My chapter, “Pedagogy for a public geography of poor farms,” describes the two research practicum courses I designed and taught at Macalester. I present an approach to public geography that supports students in original group research on public institutions (i.e., poor farms) as they worked toward presentations at public institutions (i.e., libraries and online). In the Spring of 2022, students focused on the Ramsey County Poor Farm. In the Spring of 2023, they focused on the Hennepin County Poor Farm.
Drawing on course materials and objectives as well as student feedback and original research findings, the chapter also offers five lessons learned:
- Make local experiences a case study
- Immersive work supports student decision-making and discovery
- Emphasize the quality of the project over the exercise of a method
- Promote trust in the group formation
- Commit to dialogue with the public
Of course, the public presentations made at the end of these two courses are available on this website.

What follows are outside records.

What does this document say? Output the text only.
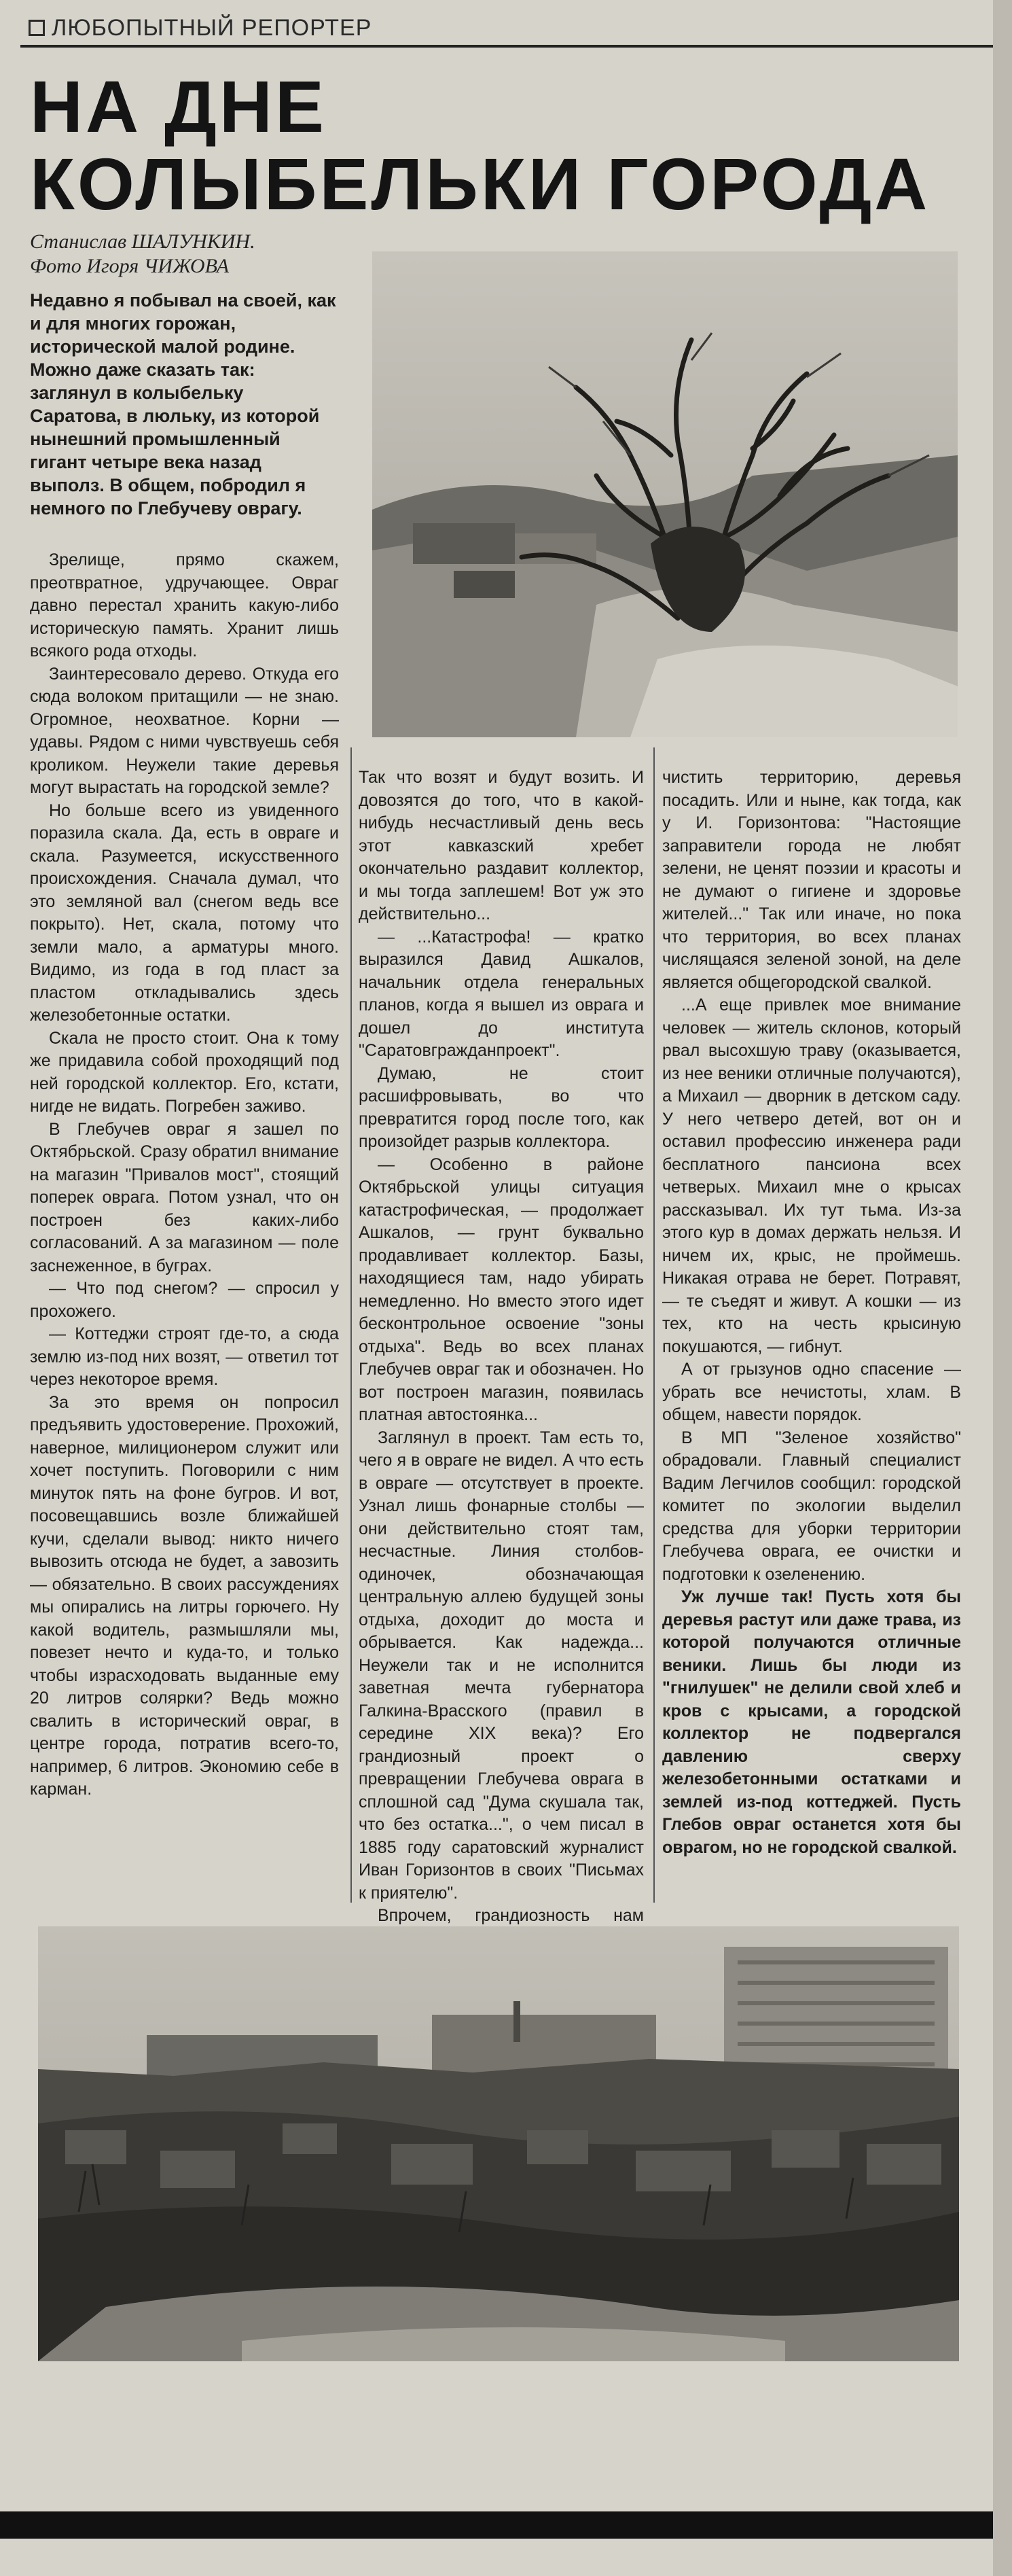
ЛЮБОПЫТНЫЙ РЕПОРТЕР
НА ДНЕ
КОЛЫБЕЛЬКИ ГОРОДА
Станислав ШАЛУНКИН.
Фото Игоря ЧИЖОВА

Недавно я побывал на своей, как и для многих горожан, исторической малой родине. Можно даже сказать так: заглянул в колыбельку Саратова, в люльку, из которой нынешний промышленный гигант четыре века назад выполз. В общем, побродил я немного по Глебучеву оврагу.

Зрелище, прямо скажем, преотвратное, удручающее. Овраг давно перестал хранить какую-либо историческую память. Хранит лишь всякого рода отходы.

Заинтересовало дерево. Откуда его сюда волоком притащили — не знаю. Огромное, неохватное. Корни — удавы. Рядом с ними чувствуешь себя кроликом. Неужели такие деревья могут вырастать на городской земле?

Но больше всего из увиденного поразила скала. Да, есть в овраге и скала. Разумеется, искусственного происхождения. Сначала думал, что это земляной вал (снегом ведь все покрыто). Нет, скала, потому что земли мало, а арматуры много. Видимо, из года в год пласт за пластом откладывались здесь железобетонные остатки.

Скала не просто стоит. Она к тому же придавила собой проходящий под ней городской коллектор. Его, кстати, нигде не видать. Погребен заживо.

В Глебучев овраг я зашел по Октябрьской. Сразу обратил внимание на магазин "Привалов мост", стоящий поперек оврага. Потом узнал, что он построен без каких-либо согласований. А за магазином — поле заснеженное, в буграх.

— Что под снегом? — спросил у прохожего.

— Коттеджи строят где-то, а сюда землю из-под них возят, — ответил тот через некоторое время.

За это время он попросил предъявить удостоверение. Прохожий, наверное, милиционером служит или хочет поступить. Поговорили с ним минуток пять на фоне бугров. И вот, посовещавшись возле ближайшей кучи, сделали вывод: никто ничего вывозить отсюда не будет, а завозить — обязательно. В своих рассуждениях мы опирались на литры горючего. Ну какой водитель, размышляли мы, повезет нечто и куда-то, и только чтобы израсходовать выданные ему 20 литров солярки? Ведь можно свалить в исторический овраг, в центре города, потратив всего-то, например, 6 литров. Экономию себе в карман.

Так что возят и будут возить. И довозятся до того, что в какой-нибудь несчастливый день весь этот кавказский хребет окончательно раздавит коллектор, и мы тогда заплешем! Вот уж это действительно...

— ...Катастрофа! — кратко выразился Давид Ашкалов, начальник отдела генеральных планов, когда я вышел из оврага и дошел до института "Саратовгражданпроект".

Думаю, не стоит расшифровывать, во что превратится город после того, как произойдет разрыв коллектора.

— Особенно в районе Октябрьской улицы ситуация катастрофическая, — продолжает Ашкалов, — грунт буквально продавливает коллектор. Базы, находящиеся там, надо убирать немедленно. Но вместо этого идет бесконтрольное освоение "зоны отдыха". Ведь во всех планах Глебучев овраг так и обозначен. Но вот построен магазин, появилась платная автостоянка...

Заглянул в проект. Там есть то, чего я в овраге не видел. А что есть в овраге — отсутствует в проекте. Узнал лишь фонарные столбы — они действительно стоят там, несчастные. Линия столбов-одиночек, обозначающая центральную аллею будущей зоны отдыха, доходит до моста и обрывается. Как надежда... Неужели так и не исполнится заветная мечта губернатора Галкина-Врасского (правил в середине XIX века)? Его грандиозный проект о превращении Глебучева оврага в сплошной сад "Дума скушала так, что без остатка...", о чем писал в 1885 году саратовский журналист Иван Горизонтов в своих "Письмах к приятелю".

Впрочем, грандиозность нам

чистить территорию, деревья посадить. Или и ныне, как тогда, как у И. Горизонтова: "Настоящие заправители города не любят зелени, не ценят поэзии и красоты и не думают о гигиене и здоровье жителей..." Так или иначе, но пока что территория, во всех планах числящаяся зеленой зоной, на деле является общегородской свалкой.

...А еще привлек мое внимание человек — житель склонов, который рвал высохшую траву (оказывается, из нее веники отличные получаются), а Михаил — дворник в детском саду. У него четверо детей, вот он и оставил профессию инженера ради бесплатного пансиона всех четверых. Михаил мне о крысах рассказывал. Их тут тьма. Из-за этого кур в домах держать нельзя. И ничем их, крыс, не проймешь. Никакая отрава не берет. Потравят, — те съедят и живут. А кошки — из тех, кто на честь крысиную покушаются, — гибнут.

А от грызунов одно спасение — убрать все нечистоты, хлам. В общем, навести порядок.

В МП "Зеленое хозяйство" обрадовали. Главный специалист Вадим Легчилов сообщил: городской комитет по экологии выделил средства для уборки территории Глебучева оврага, ее очистки и подготовки к озеленению.

Уж лучше так! Пусть хотя бы деревья растут или даже трава, из которой получаются отличные веники. Лишь бы люди из "гнилушек" не делили свой хлеб и кров с крысами, а городской коллектор не подвергался давлению сверху железобетонными остатками и землей из-под коттеджей. Пусть Глебов овраг останется хотя бы оврагом, но не городской свалкой.
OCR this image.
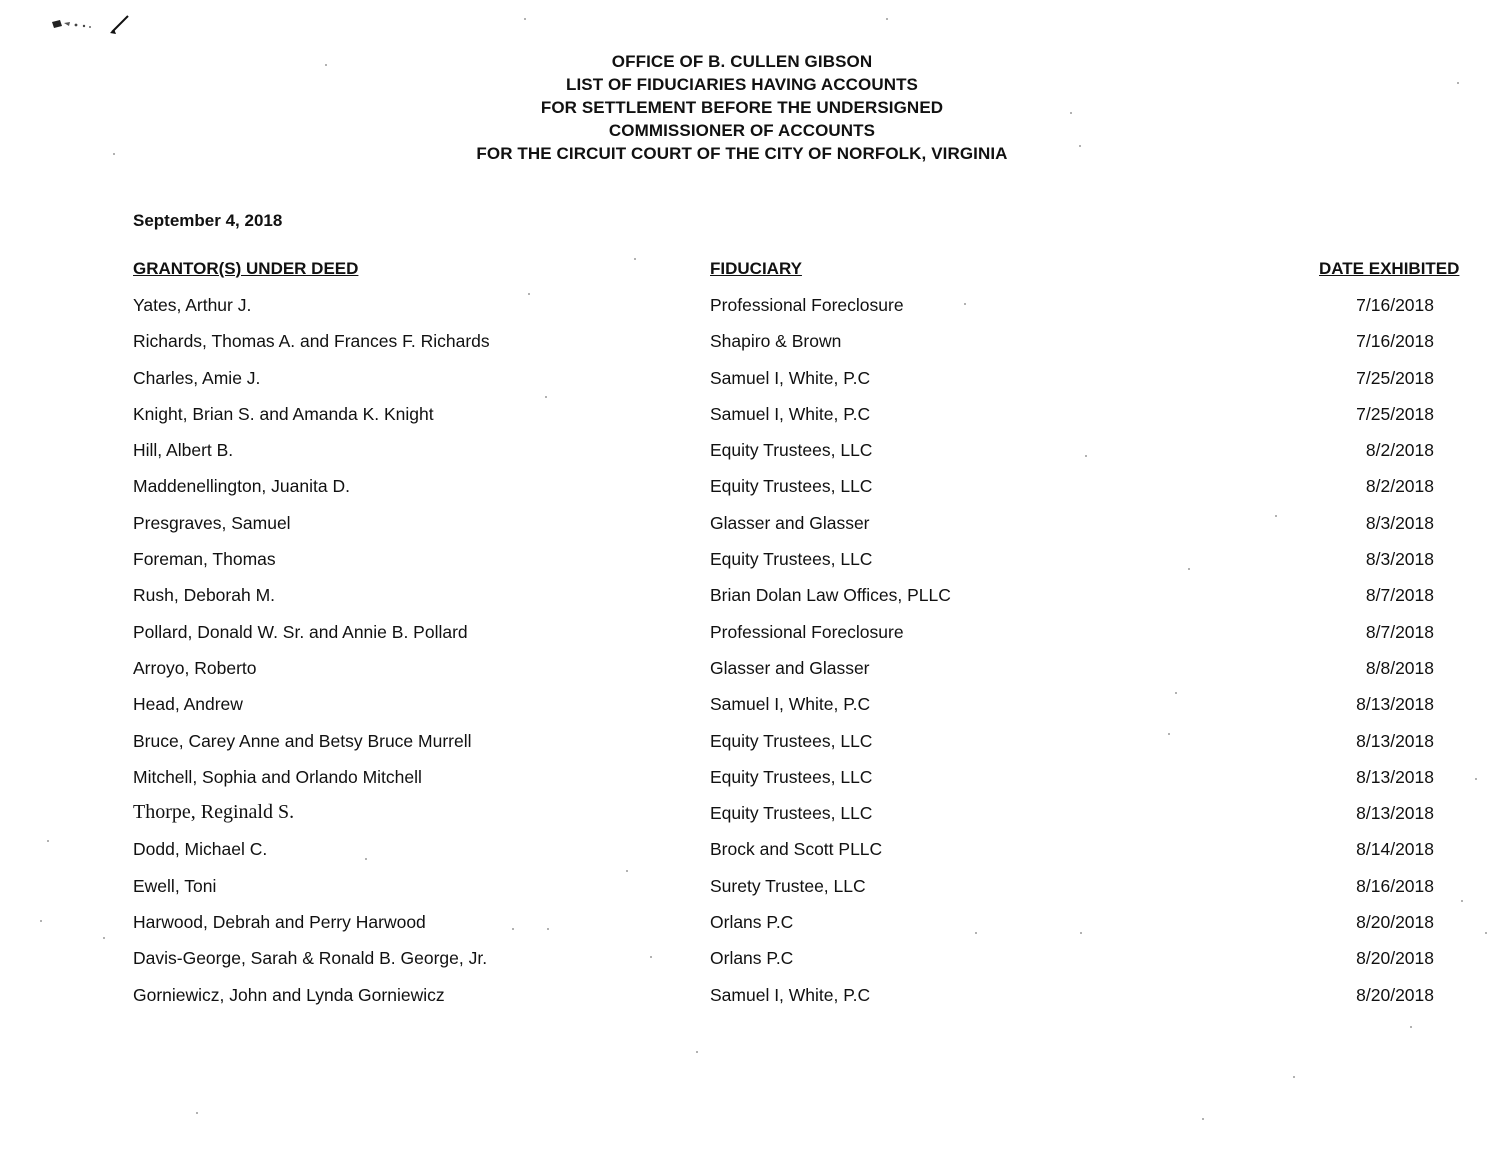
OFFICE OF B. CULLEN GIBSON
LIST OF FIDUCIARIES HAVING ACCOUNTS
FOR SETTLEMENT BEFORE THE UNDERSIGNED
COMMISSIONER OF ACCOUNTS
FOR THE CIRCUIT COURT OF THE CITY OF NORFOLK, VIRGINIA
September 4, 2018
GRANTOR(S) UNDER DEED	FIDUCIARY	DATE EXHIBITED
Yates, Arthur J.	Professional Foreclosure	7/16/2018
Richards, Thomas A. and Frances F. Richards	Shapiro & Brown	7/16/2018
Charles, Amie J.	Samuel I, White, P.C	7/25/2018
Knight, Brian S. and Amanda K. Knight	Samuel I, White, P.C	7/25/2018
Hill, Albert B.	Equity Trustees, LLC	8/2/2018
Maddenellington, Juanita D.	Equity Trustees, LLC	8/2/2018
Presgraves, Samuel	Glasser and Glasser	8/3/2018
Foreman, Thomas	Equity Trustees, LLC	8/3/2018
Rush, Deborah M.	Brian Dolan Law Offices, PLLC	8/7/2018
Pollard, Donald W. Sr. and Annie B. Pollard	Professional Foreclosure	8/7/2018
Arroyo, Roberto	Glasser and Glasser	8/8/2018
Head, Andrew	Samuel I, White, P.C	8/13/2018
Bruce, Carey Anne and Betsy Bruce Murrell	Equity Trustees, LLC	8/13/2018
Mitchell, Sophia and Orlando Mitchell	Equity Trustees, LLC	8/13/2018
Thorpe, Reginald S.	Equity Trustees, LLC	8/13/2018
Dodd, Michael C.	Brock and Scott PLLC	8/14/2018
Ewell, Toni	Surety Trustee, LLC	8/16/2018
Harwood, Debrah and Perry Harwood	Orlans P.C	8/20/2018
Davis-George, Sarah & Ronald B. George, Jr.	Orlans P.C	8/20/2018
Gorniewicz, John and Lynda Gorniewicz	Samuel I, White, P.C	8/20/2018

For me, this mode of teaching was a pivotal and very gratifying part of my time working at Macalester. As I write elsewhere on this website, I continue to think about these courses the contributions of students and TAs and the responses that audiences made to the presentations. The experience inspired me to approach later work with the TREC Research Cluster project at Faribault prison, “A public study of the Rice County Poor Farm.”